– Скажите! – воскликнул Заглоба, который с большим вниманием слушал эти речи. – Решительный, однако, парень!
– А все потому, что он столько же решителен, сколько и глуп. На досуге он коли не ест, так спит. Удивительное дело, право же, вы мне не поверите: однажды он проспал в арсенале сорок восемь часов кряду, да еще зевал, когда его стащили с постели.
– Нравится мне этот офицер, ну просто страх как! – сказал Заглоба. – Я всегда люблю знать, с кем имею дело.
С этими словами он повернулся к Ковальскому.
– Подъезжай-ка поближе ко мне! – крикнул он покровительственно.
– Чего? – спросил Ковальский, поворачивая коня.
– Нет ли у тебя горелки?
– Есть.
– Давай!
– Как так: давай?
– Видишь ли, пан Ковальский, кабы это было запрещено, у тебя приказ был бы не давать, а коль нет приказа, так давай.
– Эге! – удивился пан Рох. – Черт возьми! Это что же – заставить хочешь?
– Заставить не заставить, но ведь можно тебе поддержать родича, да еще старого, – стало быть, и следует это сделать, ведь, женись я на твоей матери, за милую душу мог бы стать твоим отцом.
– Какой ты мне, пан, родич!
– Да ведь есть два колена Ковальских. Одни по прозванию Веруши, на их гербе изображен козел на щите с поднятой задней ногой, а у других Ковальских на гербе тот самый корабль, на котором их предок Ковальский приплыл морем из Англии в Польшу, вот они-то, по бабушке, мои родичи, и потому у меня на гербе тоже корабль.
– Господи! Да неужто ты и впрямь мой родич?
– Разве ты из Кораблей?
– Из Кораблей.
– Ей-же-ей, моя кровь! – воскликнул Заглоба. – Как хорошо, что мы встретились, я ведь сюда, в Литву, к Ковальским приехал, и хоть я в неволе, а ты и на воле и на коне, я охотно заключил бы тебя в объятия: что ни говори, родичи – это родичи.
– Чем же я, пан, могу помочь тебе? Приказали отвезти тебя в Биржи, я и отвезу. Дружба дружбой, а служба службой.

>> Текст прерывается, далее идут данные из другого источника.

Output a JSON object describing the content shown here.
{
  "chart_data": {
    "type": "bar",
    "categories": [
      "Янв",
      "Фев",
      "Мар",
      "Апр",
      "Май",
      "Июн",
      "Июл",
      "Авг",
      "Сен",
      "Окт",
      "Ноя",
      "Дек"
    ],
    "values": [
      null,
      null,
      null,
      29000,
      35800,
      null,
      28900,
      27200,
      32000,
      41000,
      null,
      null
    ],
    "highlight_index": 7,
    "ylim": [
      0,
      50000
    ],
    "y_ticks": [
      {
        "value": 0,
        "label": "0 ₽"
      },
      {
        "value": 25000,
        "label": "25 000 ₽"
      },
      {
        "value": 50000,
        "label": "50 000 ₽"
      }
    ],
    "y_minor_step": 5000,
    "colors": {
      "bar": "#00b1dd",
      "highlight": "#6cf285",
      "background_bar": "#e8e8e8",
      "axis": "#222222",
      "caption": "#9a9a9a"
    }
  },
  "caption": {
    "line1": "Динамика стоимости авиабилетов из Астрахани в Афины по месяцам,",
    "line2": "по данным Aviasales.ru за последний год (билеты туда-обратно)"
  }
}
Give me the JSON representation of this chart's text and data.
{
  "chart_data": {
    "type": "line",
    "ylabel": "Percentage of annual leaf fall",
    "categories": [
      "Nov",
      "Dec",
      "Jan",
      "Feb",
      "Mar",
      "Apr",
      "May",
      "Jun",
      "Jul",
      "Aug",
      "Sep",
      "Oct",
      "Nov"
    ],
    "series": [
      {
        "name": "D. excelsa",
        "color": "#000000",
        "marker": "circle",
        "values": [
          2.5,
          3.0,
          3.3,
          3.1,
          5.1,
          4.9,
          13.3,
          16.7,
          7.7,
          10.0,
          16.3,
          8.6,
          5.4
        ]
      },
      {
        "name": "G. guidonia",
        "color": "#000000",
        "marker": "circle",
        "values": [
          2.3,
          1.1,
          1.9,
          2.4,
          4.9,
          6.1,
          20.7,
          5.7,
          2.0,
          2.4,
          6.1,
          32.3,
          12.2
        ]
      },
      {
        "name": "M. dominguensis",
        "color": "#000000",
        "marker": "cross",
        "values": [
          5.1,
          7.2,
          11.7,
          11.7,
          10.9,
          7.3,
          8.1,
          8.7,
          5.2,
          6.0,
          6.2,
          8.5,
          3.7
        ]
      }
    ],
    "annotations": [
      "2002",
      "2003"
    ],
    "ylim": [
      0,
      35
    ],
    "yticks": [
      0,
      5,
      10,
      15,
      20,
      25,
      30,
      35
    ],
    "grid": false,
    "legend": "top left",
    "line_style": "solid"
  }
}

– Зови меня дядей! – велел Заглоба.
– Возьми, дядя, горелки! – сказал Рох. – Это можно.
Заглоба с удовольствием взял у него баклажку и напился вволю. Через минуту приятное тепло разлилось у него по жилам, в голове прояснилось, и ум прояснился.
– Слезай-ка с коня, – сказал он Роху, – да присядь на телегу, побеседуем, – хочется мне, чтобы ты рассказал мне про родню. Я службу уважаю, но ведь это можно.
Ковальский минуту не отвечал.
– Вроде бы не заказывали, – сказал он наконец.
Вскоре он сидел уже на телеге рядом с Заглобой, вернее, лежал на соломе, которая была постелена на телеге.
Заглоба сердечно его обнял.
– Ну, так как же поживает твой старик? Как, бишь, его зовут? Забыл…
– Тоже Рох.
– Верно, верно, Рох породил Роха. Это по Писанию. Должен он был своего сына тоже назвать Рохом, чтобы всяк молодец был на свой образец. А ты женат?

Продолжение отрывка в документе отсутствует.